In seinem 1933 erschienen Buch „Jahre der Entscheidung“ führt weder die Theorie der Dekadenz noch den wolkigen Stil fort, sondern argumentiert deutlich konkreter. Das im Juli 1933 abgefasste Vorwort beginnt mit dem Satz: „Niemand konnte die nationale Umwälzung dieses Jahres mehr herbeisehnen als ich.“ Und das Buch endet mit den Sätzen: „Die faschistischen Gestaltungen dieser Jahrzehnte werden in neue, nicht vorauszusehende Formen übergehen und auch der Nationalismus heutiger Art wird verschwinden.

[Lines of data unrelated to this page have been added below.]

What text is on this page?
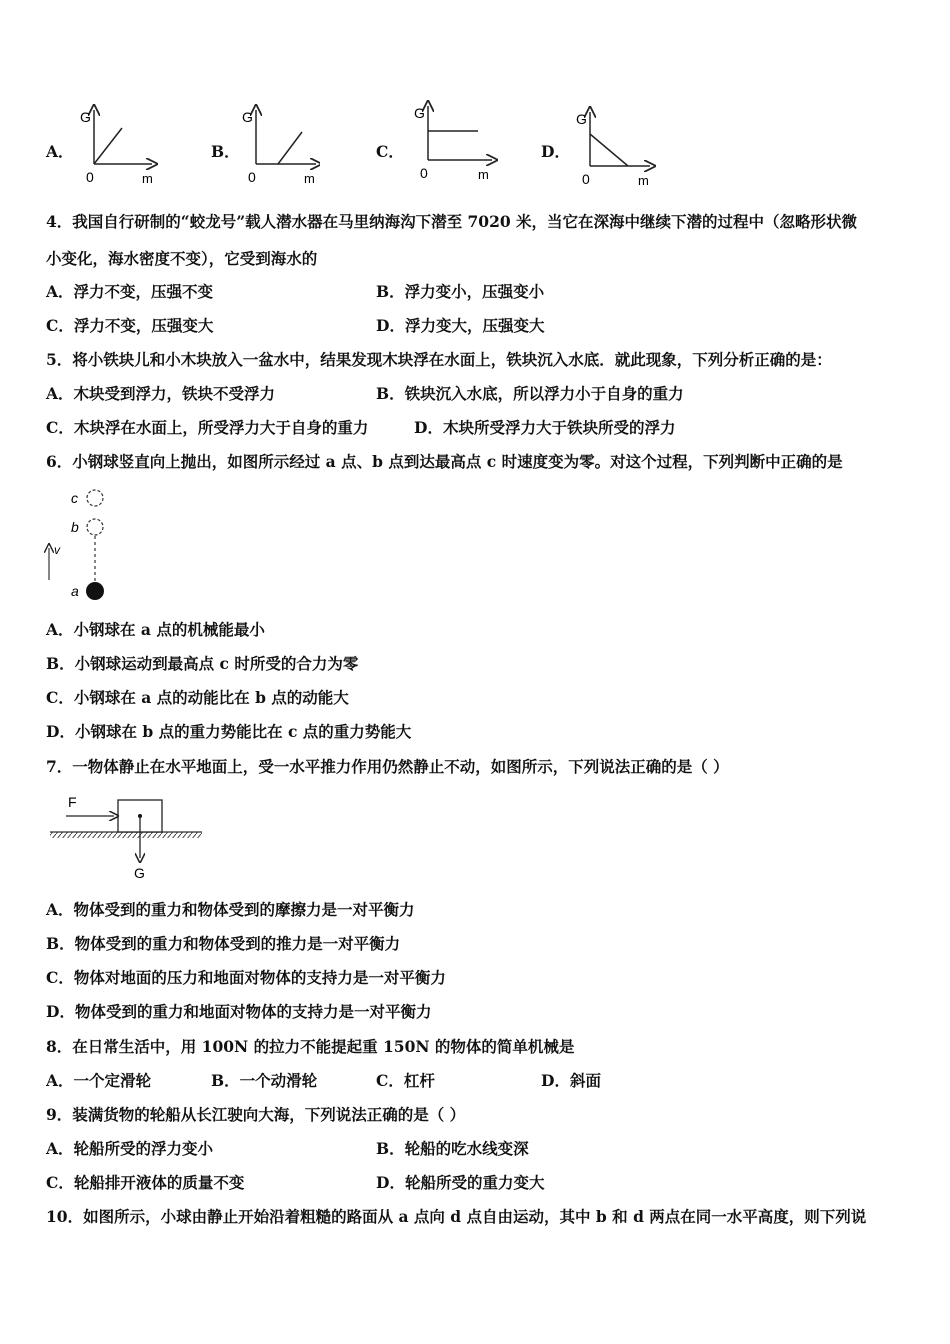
A．	B．	C．	D．
G
0	m
G
0	m
G
0	m
G
0	m
4．我国自行研制的“蛟龙号”载人潜水器在马里纳海沟下潜至 7020 米，当它在深海中继续下潜的过程中（忽略形状微
小变化，海水密度不变），它受到海水的
A．浮力不变，压强不变	B．浮力变小，压强变小
C．浮力不变，压强变大	D．浮力变大，压强变大
5．将小铁块儿和小木块放入一盆水中，结果发现木块浮在水面上，铁块沉入水底．就此现象，下列分析正确的是：
A．木块受到浮力，铁块不受浮力	B．铁块沉入水底，所以浮力小于自身的重力
C．木块浮在水面上，所受浮力大于自身的重力	D．木块所受浮力大于铁块所受的浮力
6．小钢球竖直向上抛出，如图所示经过 a 点、b 点到达最高点 c 时速度变为零。对这个过程，下列判断中正确的是
c
b
a
v
A．小钢球在 a 点的机械能最小
B．小钢球运动到最高点 c 时所受的合力为零
C．小钢球在 a 点的动能比在 b 点的动能大
D．小钢球在 b 点的重力势能比在 c 点的重力势能大
7．一物体静止在水平地面上，受一水平推力作用仍然静止不动，如图所示，下列说法正确的是（ ）
F
G
A．物体受到的重力和物体受到的摩擦力是一对平衡力
B．物体受到的重力和物体受到的推力是一对平衡力
C．物体对地面的压力和地面对物体的支持力是一对平衡力
D．物体受到的重力和地面对物体的支持力是一对平衡力
8．在日常生活中，用 100N 的拉力不能提起重 150N 的物体的简单机械是
A．一个定滑轮	B．一个动滑轮	C．杠杆	D．斜面
9．装满货物的轮船从长江驶向大海，下列说法正确的是（ ）
A．轮船所受的浮力变小	B．轮船的吃水线变深
C．轮船排开液体的质量不变	D．轮船所受的重力变大
10．如图所示，小球由静止开始沿着粗糙的路面从 a 点向 d 点自由运动，其中 b 和 d 两点在同一水平高度，则下列说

Es bleibt als formgebende Macht nur der kriegerische, ‚preußische‘ Geist, überall, nicht nur in Deutschland. Das Schicksal, einst in bedeutungsschweren Formen und großen Traditionen zusammengeballt, wird in der Gestalt formloser Einzelgewalten Geschichte machen. Die Legionen Cäsars wachen wieder auf. Hier, vielleicht schon in diesem Jahrhundert, warten die letzten Entscheidungen auf ihren Mann. Vor ihnen sinken die kleinen Ziele und Begriffe heutiger Politik in nichts zusammen. Wessen Schwert hier den Sieg erficht, der wird der Herr der Welt sein. Da liegen die Würfel des ungeheuren Spiels. Wer wagt es, sie zu werfen?“
Da für Spengler die Geldwirtschaft, der Konsum und die Demokratie die Symptome der Dekadenz sind, analysiert er die USA als das dekadente Land schlechthin. Er fragt: „Sind die Vereinigten Staaten eine Macht, die Zukunft hat?“ Seine Analyse: „Flüchtige Beobachter redeten vor 1914 von unbegrenzten Möglichkeiten, nachdem sie sich ein paar Wochen lang umgesehen hatten, und die neue ‚Gesellschaft‘ Westeuropas nach 1918, aus Snob und Mob gemischt, schwärmt vom jungen, starken, uns weit überlegenen und schlechtweg vorbildlichen Amerikanertum, aber sie verwechseln Rekorde und Dollars mit der seelischen Kraft und Tiefe des Volkstums, die dazugehören, wenn man eine Macht von Dauer sein will, den Sport mit Gesundheit der Rasse und geschäftliche Intelligenz mit Geist. Was ist der ‚hundertprozentige‘ Amerikanismus? Ein nach dem unteren Durchschnitt genormtes Massedasein, eine primitive Pose oder ein Versprechen der Zukunft?“ Mit den Amerikanern ist kein Staat zu machen: „Sicher ist, daß es hier bisher weder ein wirkliches Volk noch einen wirklichen Staat gibt. (…) Der Amerikaner redet wie der Engländer nicht von Staat oder Vaterland, sondern von this country. In der Tat handelt es sich um ein unermeßliches Gebiet und um eine von Stadt zu Stadt schweifende Bevölkerung von Trappern, die in ihm auf die Dollarjagd gehen, rücksichtslos und ungebunden, denn das Gesetz ist nur für den da, der nicht schlau oder mächtig genug ist, es zu verachten.“ Um die Mitte des 20. Jahrhunderts, so prophezeit Spengler, wird „Amerika zerfallen sein“.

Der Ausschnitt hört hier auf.